Hospitals that perform the highest volume of transcatheter-aortic valve replacement (TAVR) procedures have significantly lower mortality rates than centers that do fewer of the minimally invasive surgeries, according to a new study.
The finding, which appears in the New England Journal of Medicine, comes as the Centers for Medicare & Medicaid Services (CMS) is reconsidering the procedure’s coverage parameters, which established a center’s volume as a key requirement for reimbursement.
Doctors largely perform TAVR on older patients with insurance through Medicare. Approved in 2011, it has grown into a multi-billion-dollar annual industry. As the number of procedures escalated and the technique and devices evolved, questions arose over the necessity of volume standards for CMS coverage.
“What we found is that there is still a very real relationship with annual volume and 30-day mortality at the hospital level, even taking into account the new devices and the learning curve that new centers face in the first 12 months of initiating a program,” says lead author Sreekanth Vemulapalli, a cardiologist at the Duke University Clinical Research Institute.
“TAVR is different from most other cardiac procedures—it’s not a single-person effort,” he says.
The procedure involves putting a replacement valve over a damaged aortic valve using a catheter rather than open-chest surgery, similar to the way doctors place a stent in coronary arteries.
“Patients are evaluated by a surgeon and an interventional cardiologist, and there is usually also a cardiac imaging specialist involved in the procedure. That team approach is very important, which is why we looked at the data from a hospital level.”
Even so, the authors say, the relationship between higher TAVR volumes and lower mortality was also evident at the individual proceduralist level, suggesting that repeated practice does improve outcomes.
Vemulapalli and colleagues launched their analysis last summer after CMS announced it would reevaluate coverage criteria. Using a database called the Transcatheter Valve Registry—which includes all of the commercial procedures in the United States, including those Medicare covered—the researchers focused on volumes and outcomes from 2015–2017.
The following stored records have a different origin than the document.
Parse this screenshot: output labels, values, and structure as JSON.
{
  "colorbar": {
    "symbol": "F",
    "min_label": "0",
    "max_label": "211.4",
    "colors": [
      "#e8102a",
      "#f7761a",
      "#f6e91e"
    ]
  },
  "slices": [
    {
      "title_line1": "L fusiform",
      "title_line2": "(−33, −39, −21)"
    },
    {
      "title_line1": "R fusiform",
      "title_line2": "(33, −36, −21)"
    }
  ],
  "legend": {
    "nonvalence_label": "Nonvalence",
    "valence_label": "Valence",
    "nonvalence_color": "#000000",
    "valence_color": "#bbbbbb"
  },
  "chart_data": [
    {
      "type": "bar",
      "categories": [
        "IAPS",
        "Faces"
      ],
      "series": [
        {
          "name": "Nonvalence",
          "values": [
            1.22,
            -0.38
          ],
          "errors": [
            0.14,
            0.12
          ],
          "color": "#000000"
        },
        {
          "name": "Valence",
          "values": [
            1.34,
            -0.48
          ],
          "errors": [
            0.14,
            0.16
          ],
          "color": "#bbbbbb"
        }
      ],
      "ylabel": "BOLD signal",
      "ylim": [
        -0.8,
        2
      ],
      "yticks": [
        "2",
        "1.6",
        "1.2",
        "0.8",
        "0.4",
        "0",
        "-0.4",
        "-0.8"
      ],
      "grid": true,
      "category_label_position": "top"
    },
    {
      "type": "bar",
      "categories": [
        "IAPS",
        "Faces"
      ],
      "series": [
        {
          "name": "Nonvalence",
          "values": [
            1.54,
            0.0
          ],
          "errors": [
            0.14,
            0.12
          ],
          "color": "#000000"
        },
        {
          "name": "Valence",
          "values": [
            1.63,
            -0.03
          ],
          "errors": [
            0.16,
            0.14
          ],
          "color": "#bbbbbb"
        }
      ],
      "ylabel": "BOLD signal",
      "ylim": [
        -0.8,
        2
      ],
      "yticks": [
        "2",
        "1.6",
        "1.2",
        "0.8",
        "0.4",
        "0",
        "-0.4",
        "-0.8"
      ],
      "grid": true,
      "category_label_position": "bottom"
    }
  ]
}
The time frame rooted out earlier procedures that used outdated techniques and devices. The researchers also removed a hospital’s first 12 months of cases to account for the learning curve. The study included more than 500 hospitals segmented into four groups based on volume, from lowest to highest.
Among nearly 100,000 transfemoral TAVR cases included in the analysis, the researchers found that hospitals in the group with the lowest volume had the highest 30-day mortality rate, at 3.19 percent, compared to hospitals in the group with highest volumes at 2.66 percent.
This represents a relative reduction in patient mortality of 19.45 percent between the lowest- and highest-volume centers.
“This was the most comprehensive analysis of the outcomes of more than 100,000 people recently receiving TAVR in the US,” says John Carroll, professor of medicine at the University of Colorado School of Medicine and director of interventional cardiology at the UCHealth University of Colorado Hospital.
“The results definitively reaffirm an inverse relationship between the volume of procedures and the risk of death following the procedure,” says Carroll.
“The study’s conclusive data should be incorporated by CMS in their final coverage policy to provide Americans with the best results from this transformative non-surgical therapy for the increasingly common condition of aortic stenosis, one of the most serious valve disease problems.”
“These findings suggest a clear relationship between the volume of TAVR procedures and death at 30 days, both at the hospital level and at the individual operator level, and should be factored into the CMS revised National Coverage Determination related to TAVR until a validated quality outcome metric can be established,” says coauthor Michael Mack.
“This relationship held true even after eliminating the first 12 months, meaning this is not just a ‘learning curve.'”
Funding for the work came from the Society of Thoracic Surgeons and American College of Cardiology through the National Cardiovascular Data Registry.